Ma soprattutto forma e dimensioni delle sue orecchie, i cui padiglioni sono simili ci par di capire a quelli della Fiera di Milano, lo hanno scagionato definitivamente dalle accuse. I periti di parte hanno dimostrato che, sulla base dei tratti somatici, tra Antonino e l’uomo del filmato c’è identità al 46 %, una percentuale apparentemente bassa ma che in Italia basta abbondantemente a tenere in piedi un governo. Venuto a conoscenza di questo incredibile caso, il Presidente del Consiglio Romano Prodi ha chiesto di acquisire immediatamente le immagini del dibattito sulla Rai al Senato, per verificare se sia stato veramente un suo ministro, Clemente Mastella, a rischiare di farlo cadere, o si sia trattato di un sosia ingaggiato con grande scorrettezza dall’opposizione.

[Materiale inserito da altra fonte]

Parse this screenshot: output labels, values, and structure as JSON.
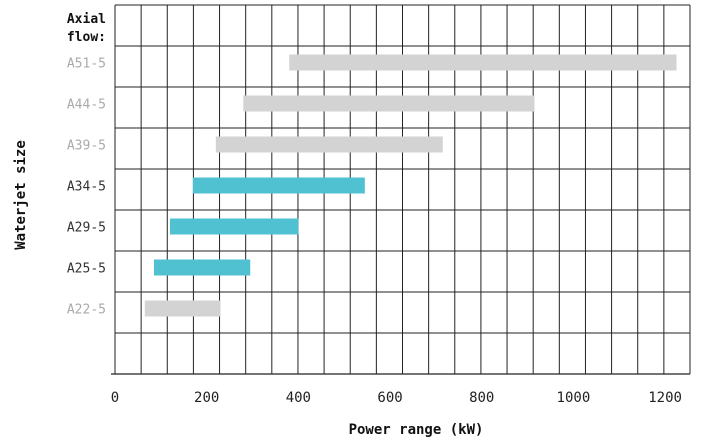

Alla luce dei fatti, Antonino deve ringraziare quello che probabilmente a lungo ha considerato un difetto e che, sicuramente, avrà costituito per lui un complesso più fastidioso degli Zero Assoluto. Magari a scuola lo avranno preso in giro per anni, qualche ragazza non sarà voluta uscire con lui, durante i primi passi nel mondo del crimine avrà incontrato serie difficoltà a infilarsi il passamontagna. Ora però le sue orecchie sono come ali che lo portano verso la libertà. Ed è davvero un bell’insegnamento, in quest’epoca in cui l’Immagine conta più di qualunque altra cosa ed ogni piccola imperfezione estetica viene arrestata, come un lavavetri a Firenze. Tutto è bene quel che finisce bene, insomma.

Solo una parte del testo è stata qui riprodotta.